Almanya’nın Hamburg’unda ABD’nin Ferguson’unda, Suriye’de Irak’ta ve daha birçok yerde kör ve sağır olan sözüm ona uygar dünya sıra Türkiye’ye gelince hemen aslan kesilen kaygı duyduğunu söyleyen bu emperyalist ve faşist sömürgeci ülkelere sormak hakkımız olsa gerek.
Ülkemizde birkaç ay önce gözaltına alınan daha sonra suçsuz oldukları anlaşılan birkaç kişinin açmış oldukları dava sonucunda bazı cemaat mensuplarının ifadeleri alınmak üzere emniyete davet edilmişlerdir.
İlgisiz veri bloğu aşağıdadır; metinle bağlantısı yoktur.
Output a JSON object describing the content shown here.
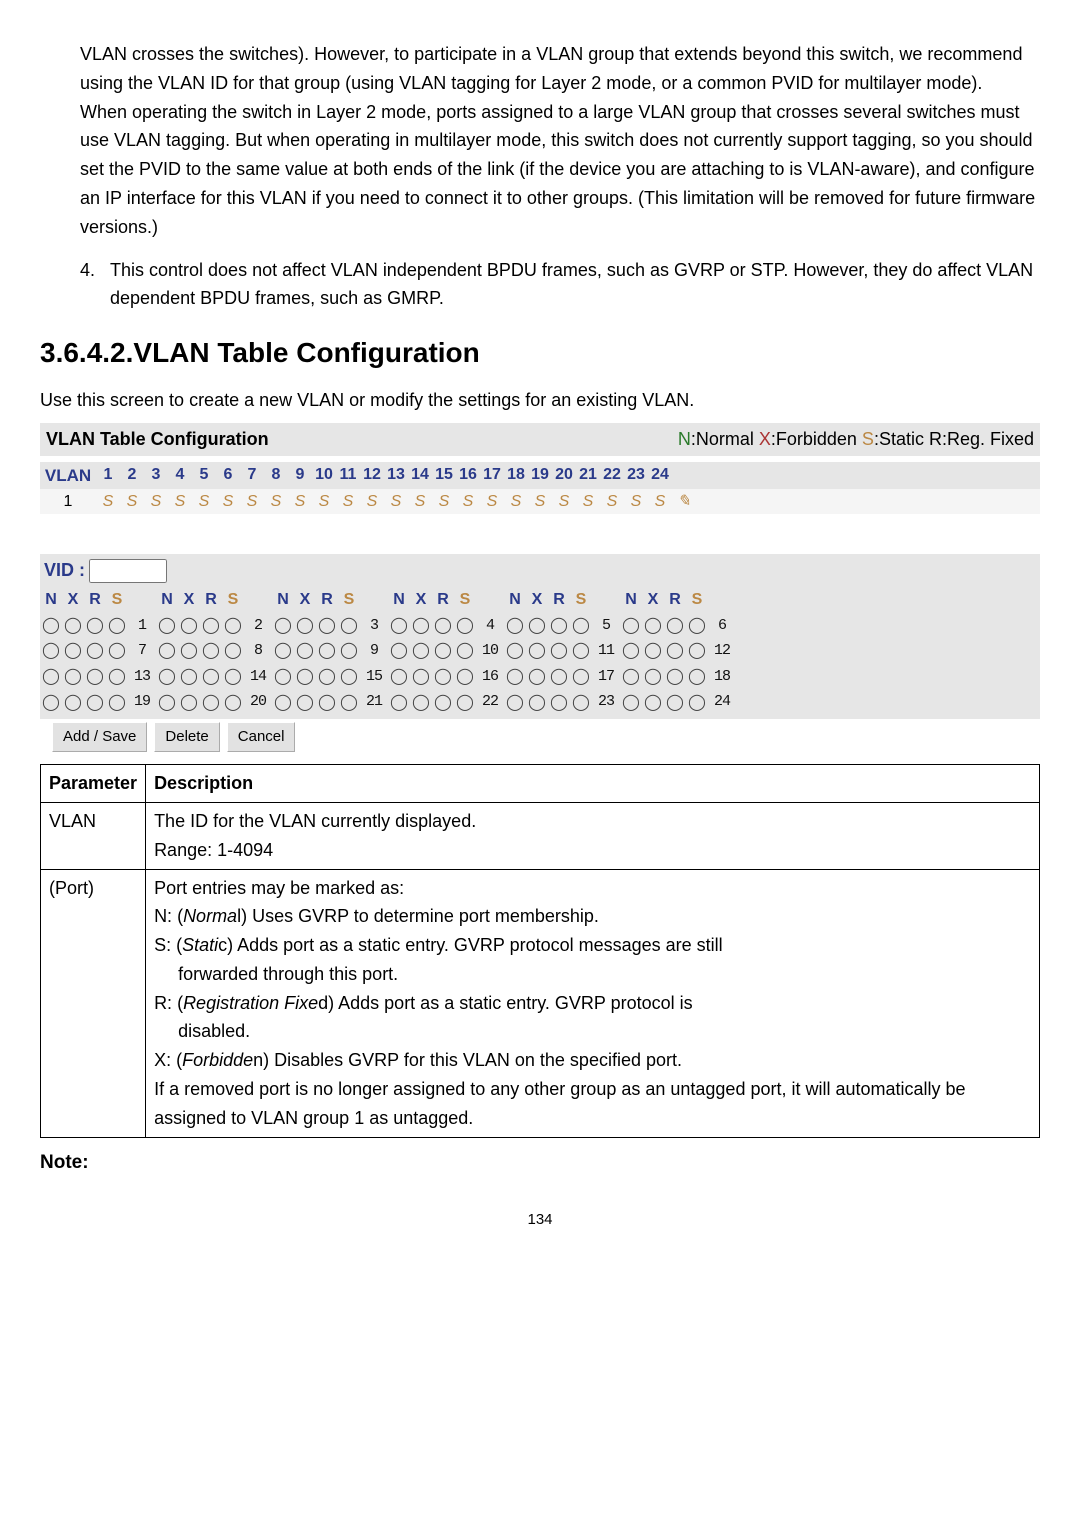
{
  "paragraphs": {
    "p1": "VLAN crosses the switches). However, to participate in a VLAN group that extends beyond this switch, we recommend using the VLAN ID for that group (using VLAN tagging for Layer 2 mode, or a common PVID for multilayer mode).",
    "p1b": "When operating the switch in Layer 2 mode, ports assigned to a large VLAN group that crosses several switches must use VLAN tagging. But when operating in multilayer mode, this switch does not currently support tagging, so you should set the PVID to the same value at both ends of the link (if the device you are attaching to is VLAN-aware), and configure an IP interface for this VLAN if you need to connect it to other groups. (This limitation will be removed for future firmware versions.)",
    "p2num": "4.",
    "p2": "This control does not affect VLAN independent BPDU frames, such as GVRP or STP. However, they do affect VLAN dependent BPDU frames, such as GMRP."
  },
  "heading": "3.6.4.2.VLAN Table Configuration",
  "subheading": "Use this screen to create a new VLAN or modify the settings for an existing VLAN.",
  "panel": {
    "title": "VLAN Table Configuration",
    "legend_n": "N",
    "legend_x": "X",
    "legend_s": "S",
    "legend_rest1": ":Normal ",
    "legend_rest2": ":Forbidden ",
    "legend_rest3": ":Static R:Reg. Fixed"
  },
  "vlan_header": {
    "label": "VLAN",
    "cols": [
      "1",
      "2",
      "3",
      "4",
      "5",
      "6",
      "7",
      "8",
      "9",
      "10",
      "11",
      "12",
      "13",
      "14",
      "15",
      "16",
      "17",
      "18",
      "19",
      "20",
      "21",
      "22",
      "23",
      "24"
    ]
  },
  "vlan_row": {
    "id": "1",
    "vals": [
      "S",
      "S",
      "S",
      "S",
      "S",
      "S",
      "S",
      "S",
      "S",
      "S",
      "S",
      "S",
      "S",
      "S",
      "S",
      "S",
      "S",
      "S",
      "S",
      "S",
      "S",
      "S",
      "S",
      "S"
    ]
  },
  "vid": {
    "label": "VID :",
    "headers": [
      "N",
      "X",
      "R",
      "S"
    ],
    "rows": [
      [
        "1",
        "2",
        "3",
        "4",
        "5",
        "6"
      ],
      [
        "7",
        "8",
        "9",
        "10",
        "11",
        "12"
      ],
      [
        "13",
        "14",
        "15",
        "16",
        "17",
        "18"
      ],
      [
        "19",
        "20",
        "21",
        "22",
        "23",
        "24"
      ]
    ],
    "buttons": {
      "add": "Add / Save",
      "delete": "Delete",
      "cancel": "Cancel"
    }
  },
  "params": {
    "header_param": "Parameter",
    "header_desc": "Description",
    "r1p": "VLAN",
    "r1d1": "The ID for the VLAN currently displayed.",
    "r1d2": "Range: 1-4094",
    "r2p": "(Port)",
    "r2d1": "Port entries may be marked as:",
    "r2d2a": "N: (",
    "r2d2b": "Norma",
    "r2d2c": "l) Uses GVRP to determine port membership.",
    "r2d3a": "S: (",
    "r2d3b": "Stati",
    "r2d3c": "c) Adds port as a static entry. GVRP protocol messages are still",
    "r2d3d": "forwarded through this port.",
    "r2d4a": "R: (",
    "r2d4b": "Registration Fixe",
    "r2d4c": "d) Adds port as a static entry. GVRP protocol is",
    "r2d4d": "disabled.",
    "r2d5a": "X: (",
    "r2d5b": "Forbidde",
    "r2d5c": "n) Disables GVRP for this VLAN on the specified port.",
    "r2d6": "If a removed port is no longer assigned to any other group as an untagged port, it will automatically be assigned to VLAN group 1 as untagged."
  },
  "note": "Note:",
  "pagenum": "134",
  "radio_glyph": "◯"
}
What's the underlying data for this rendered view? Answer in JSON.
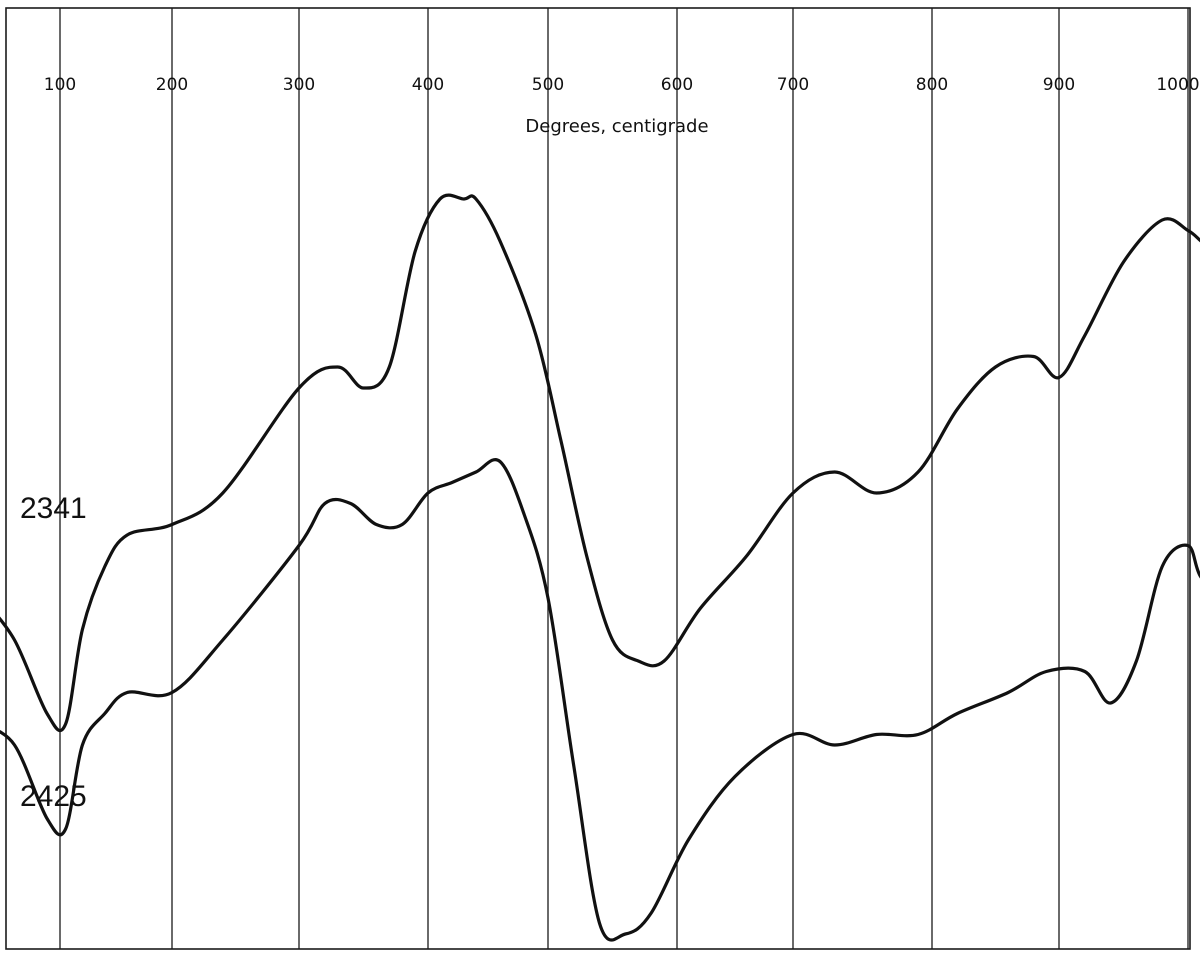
{
  "chart_data": {
    "type": "line",
    "xlabel": "Degrees, centigrade",
    "ylabel": "",
    "xlim": [
      50,
      1000
    ],
    "ylim": [
      0,
      100
    ],
    "x_ticks": [
      100,
      200,
      300,
      400,
      500,
      600,
      700,
      800,
      900,
      1000
    ],
    "grid": "vertical",
    "series": [
      {
        "name": "2341",
        "points": [
          [
            40,
            44
          ],
          [
            65,
            40
          ],
          [
            90,
            33
          ],
          [
            105,
            32
          ],
          [
            120,
            41
          ],
          [
            140,
            47
          ],
          [
            160,
            50
          ],
          [
            200,
            51
          ],
          [
            240,
            54
          ],
          [
            300,
            64
          ],
          [
            330,
            66
          ],
          [
            350,
            64
          ],
          [
            370,
            66
          ],
          [
            390,
            77
          ],
          [
            410,
            82
          ],
          [
            430,
            82
          ],
          [
            440,
            82
          ],
          [
            460,
            78
          ],
          [
            490,
            69
          ],
          [
            510,
            59
          ],
          [
            530,
            48
          ],
          [
            550,
            40
          ],
          [
            570,
            38
          ],
          [
            590,
            38
          ],
          [
            620,
            43
          ],
          [
            660,
            48
          ],
          [
            700,
            54
          ],
          [
            730,
            56
          ],
          [
            760,
            54
          ],
          [
            790,
            56
          ],
          [
            820,
            62
          ],
          [
            850,
            66
          ],
          [
            880,
            67
          ],
          [
            900,
            65
          ],
          [
            920,
            69
          ],
          [
            950,
            76
          ],
          [
            980,
            80
          ],
          [
            1000,
            79
          ],
          [
            1010,
            78
          ],
          [
            1020,
            77
          ]
        ]
      },
      {
        "name": "2425",
        "points": [
          [
            40,
            32
          ],
          [
            65,
            30
          ],
          [
            90,
            23
          ],
          [
            105,
            22
          ],
          [
            120,
            30
          ],
          [
            140,
            33
          ],
          [
            160,
            35
          ],
          [
            200,
            35
          ],
          [
            240,
            40
          ],
          [
            300,
            49
          ],
          [
            320,
            53
          ],
          [
            340,
            53
          ],
          [
            360,
            51
          ],
          [
            380,
            51
          ],
          [
            400,
            54
          ],
          [
            420,
            55
          ],
          [
            440,
            56
          ],
          [
            460,
            57
          ],
          [
            480,
            52
          ],
          [
            500,
            44
          ],
          [
            520,
            28
          ],
          [
            540,
            13
          ],
          [
            560,
            12
          ],
          [
            580,
            14
          ],
          [
            610,
            21
          ],
          [
            650,
            27
          ],
          [
            700,
            31
          ],
          [
            730,
            30
          ],
          [
            760,
            31
          ],
          [
            790,
            31
          ],
          [
            820,
            33
          ],
          [
            860,
            35
          ],
          [
            890,
            37
          ],
          [
            920,
            37
          ],
          [
            940,
            34
          ],
          [
            960,
            38
          ],
          [
            980,
            47
          ],
          [
            1000,
            49
          ],
          [
            1010,
            46
          ],
          [
            1030,
            44
          ]
        ]
      }
    ]
  }
}
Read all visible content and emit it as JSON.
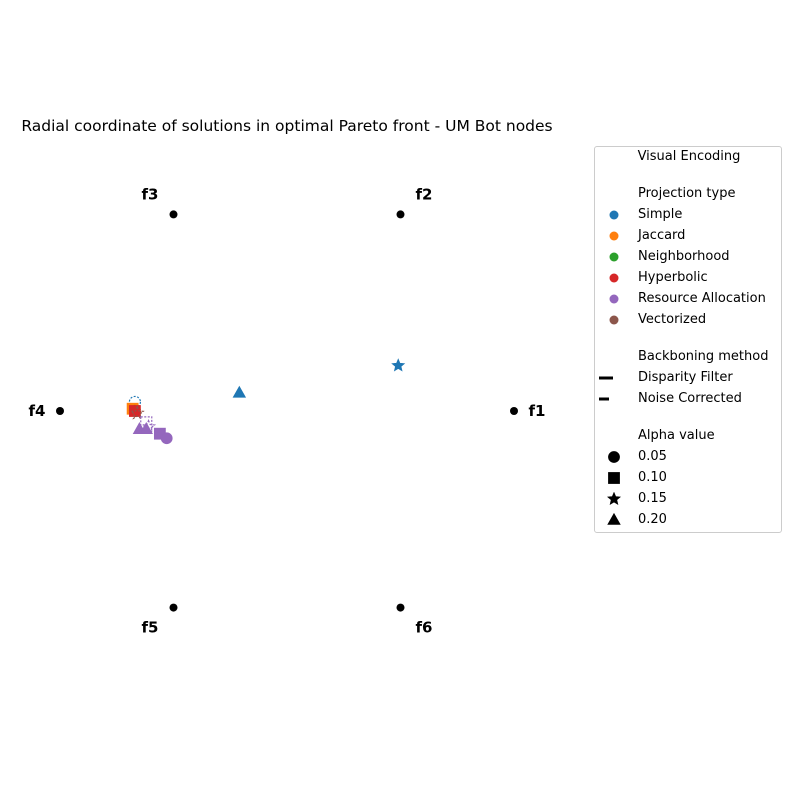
{
  "chart_data": {
    "type": "scatter",
    "title": "Radial coordinate of solutions in optimal Pareto front - UM Bot nodes",
    "anchors": [
      "f1",
      "f2",
      "f3",
      "f4",
      "f5",
      "f6"
    ],
    "points": [
      {
        "x": 0.49,
        "y": 0.2,
        "series": "Simple",
        "backbone": "Disparity Filter",
        "alpha": "0.15"
      },
      {
        "x": -0.21,
        "y": 0.08,
        "series": "Simple",
        "backbone": "Disparity Filter",
        "alpha": "0.20"
      },
      {
        "x": -0.67,
        "y": 0.04,
        "series": "Simple",
        "backbone": "Noise Corrected",
        "alpha": "0.05"
      },
      {
        "x": -0.68,
        "y": 0.01,
        "series": "Jaccard",
        "backbone": "Disparity Filter",
        "alpha": "0.10"
      },
      {
        "x": -0.67,
        "y": 0.0,
        "series": "Neighborhood",
        "backbone": "Noise Corrected",
        "alpha": "0.05"
      },
      {
        "x": -0.67,
        "y": 0.0,
        "series": "Hyperbolic",
        "backbone": "Disparity Filter",
        "alpha": "0.10"
      },
      {
        "x": -0.66,
        "y": -0.01,
        "series": "Vectorized",
        "backbone": "Noise Corrected",
        "alpha": "0.15"
      },
      {
        "x": -0.62,
        "y": -0.05,
        "series": "Resource Allocation",
        "backbone": "Noise Corrected",
        "alpha": "0.10"
      },
      {
        "x": -0.61,
        "y": -0.07,
        "series": "Resource Allocation",
        "backbone": "Noise Corrected",
        "alpha": "0.15"
      },
      {
        "x": -0.65,
        "y": -0.08,
        "series": "Resource Allocation",
        "backbone": "Disparity Filter",
        "alpha": "0.20"
      },
      {
        "x": -0.62,
        "y": -0.08,
        "series": "Resource Allocation",
        "backbone": "Disparity Filter",
        "alpha": "0.20"
      },
      {
        "x": -0.56,
        "y": -0.1,
        "series": "Resource Allocation",
        "backbone": "Disparity Filter",
        "alpha": "0.10"
      },
      {
        "x": -0.53,
        "y": -0.12,
        "series": "Resource Allocation",
        "backbone": "Disparity Filter",
        "alpha": "0.05"
      }
    ],
    "legend": {
      "title": "Visual Encoding",
      "projection_title": "Projection type",
      "projection": [
        {
          "label": "Simple",
          "color": "#1f77b4"
        },
        {
          "label": "Jaccard",
          "color": "#ff7f0e"
        },
        {
          "label": "Neighborhood",
          "color": "#2ca02c"
        },
        {
          "label": "Hyperbolic",
          "color": "#d62728"
        },
        {
          "label": "Resource Allocation",
          "color": "#9467bd"
        },
        {
          "label": "Vectorized",
          "color": "#8c564b"
        }
      ],
      "backbone_title": "Backboning method",
      "backbone": [
        {
          "label": "Disparity Filter",
          "style": "solid"
        },
        {
          "label": "Noise Corrected",
          "style": "dashed"
        }
      ],
      "alpha_title": "Alpha value",
      "alpha": [
        {
          "label": "0.05",
          "marker": "circle"
        },
        {
          "label": "0.10",
          "marker": "square"
        },
        {
          "label": "0.15",
          "marker": "star"
        },
        {
          "label": "0.20",
          "marker": "triangle"
        }
      ],
      "placement": "right"
    }
  }
}
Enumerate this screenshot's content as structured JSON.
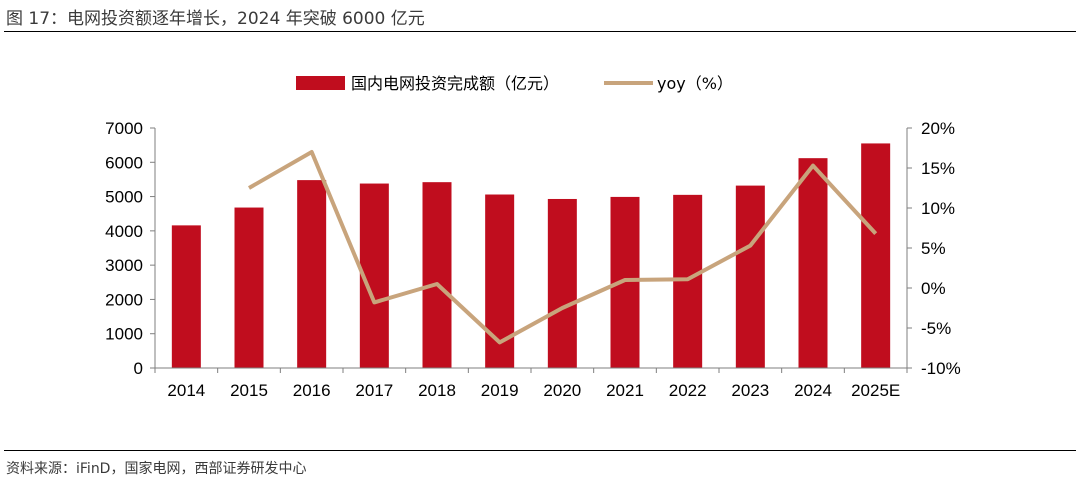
{
  "figure": {
    "title": "图 17：电网投资额逐年增长，2024 年突破 6000 亿元",
    "source": "资料来源：iFinD，国家电网，西部证券研发中心"
  },
  "chart_data": {
    "type": "bar+line",
    "categories": [
      "2014",
      "2015",
      "2016",
      "2017",
      "2018",
      "2019",
      "2020",
      "2021",
      "2022",
      "2023",
      "2024",
      "2025E"
    ],
    "series": [
      {
        "name": "国内电网投资完成额（亿元）",
        "type": "bar",
        "axis": "left",
        "color": "#c00d1e",
        "values": [
          4160,
          4680,
          5480,
          5380,
          5420,
          5060,
          4930,
          4990,
          5050,
          5320,
          6120,
          6550
        ]
      },
      {
        "name": "yoy（%）",
        "type": "line",
        "axis": "right",
        "color": "#c8a47c",
        "values": [
          null,
          12.5,
          17.0,
          -1.8,
          0.5,
          -6.8,
          -2.5,
          1.0,
          1.1,
          5.3,
          15.3,
          6.8
        ]
      }
    ],
    "left_axis": {
      "min": 0,
      "max": 7000,
      "ticks": [
        "0",
        "1000",
        "2000",
        "3000",
        "4000",
        "5000",
        "6000",
        "7000"
      ]
    },
    "right_axis": {
      "min": -10,
      "max": 20,
      "ticks": [
        "-10%",
        "-5%",
        "0%",
        "5%",
        "10%",
        "15%",
        "20%"
      ]
    },
    "legend": "top-center",
    "grid": false
  }
}
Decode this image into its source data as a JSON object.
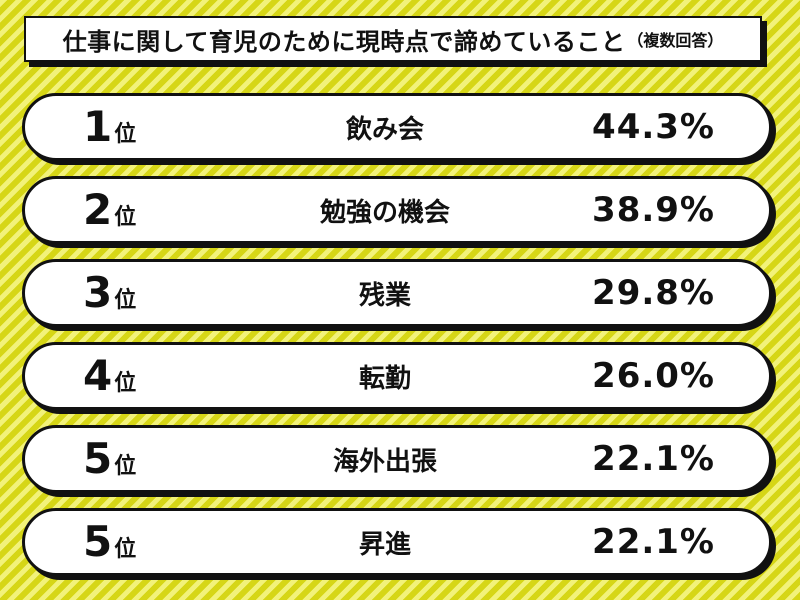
{
  "chart_data": {
    "type": "table",
    "title": "仕事に関して育児のために現時点で諦めていること",
    "subtitle": "（複数回答）",
    "rank_suffix": "位",
    "rows": [
      {
        "rank": "1",
        "label": "飲み会",
        "value": 44.3,
        "display": "44.3%"
      },
      {
        "rank": "2",
        "label": "勉強の機会",
        "value": 38.9,
        "display": "38.9%"
      },
      {
        "rank": "3",
        "label": "残業",
        "value": 29.8,
        "display": "29.8%"
      },
      {
        "rank": "4",
        "label": "転勤",
        "value": 26.0,
        "display": "26.0%"
      },
      {
        "rank": "5",
        "label": "海外出張",
        "value": 22.1,
        "display": "22.1%"
      },
      {
        "rank": "5",
        "label": "昇進",
        "value": 22.1,
        "display": "22.1%"
      }
    ],
    "colors": {
      "background": "#dddd22",
      "stripe_light": "#f2f27a",
      "card": "#ffffff",
      "ink": "#111111"
    }
  }
}
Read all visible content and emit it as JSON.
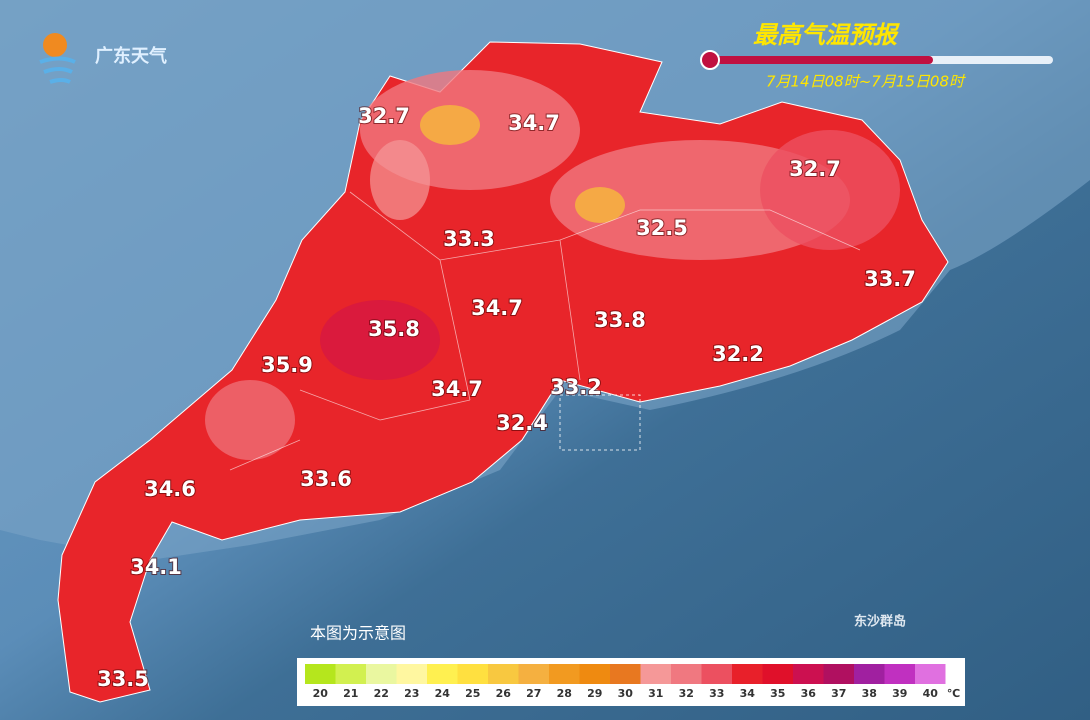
{
  "logo": "广东天气",
  "title": "最高气温预报",
  "subtitle": "7月14日08时~7月15日08时",
  "note": "本图为示意图",
  "island_label": "东沙群岛",
  "temperature_labels": [
    32.7,
    34.7,
    32.7,
    33.3,
    32.5,
    33.7,
    34.7,
    35.8,
    33.8,
    35.9,
    32.2,
    34.7,
    33.2,
    32.4,
    34.6,
    33.6,
    34.1,
    33.5
  ],
  "legend": {
    "values": [
      20,
      21,
      22,
      23,
      24,
      25,
      26,
      27,
      28,
      29,
      30,
      31,
      32,
      33,
      34,
      35,
      36,
      37,
      38,
      39,
      40
    ],
    "colors": [
      "#b5e61d",
      "#d2f050",
      "#eaf7a0",
      "#fff7a0",
      "#fff050",
      "#ffe040",
      "#f8c840",
      "#f5b040",
      "#f29a20",
      "#ef8a10",
      "#e87820",
      "#f59898",
      "#f07880",
      "#ec5060",
      "#e8202a",
      "#e0102a",
      "#cc1050",
      "#b01060",
      "#a020a0",
      "#c030c0",
      "#e070e0"
    ],
    "unit": "℃"
  }
}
Aman Allah’ım AB Avrupa hemen insan hakları savunuculuğuna soyundular ve Türkiye’yi uyarmaya kalktılar. Bu ne çifte standart ne aymazlık bu ne ikiyüzlülük.
Dünyada meydana gelen insan hakları ihlalleri yüzünden dünyada kan ve savaş bitmiyor. Çünkü bu sömürgeci devletler kan ve göz yaşından beslenmekteler. Bizi hala hasta adam sanıyorlar oysa şimdi ne hasta adam var ne de sessiz kalacak bir yönetim var, anında cevapları veriliyor.
İnsan hakları ve demokrasiden asla taviz verilmemelidir. Ama dünyadaki gelişmeler kör ve sağır olan emperyalistlere ve faşistlere de anında cevapları verilmelidir. Nerede zulüm varsa nerede haksızlık adaletsizlik varsa karşı çıkmamız gerekir. Bu hem bizim insan oluşumuz hem de mensubu bulunduğumuz inancın gereğidir. “Zalime hasım mazluma hısım olmak gerekir” bu da insanlık onuru ile aynı değerdedir.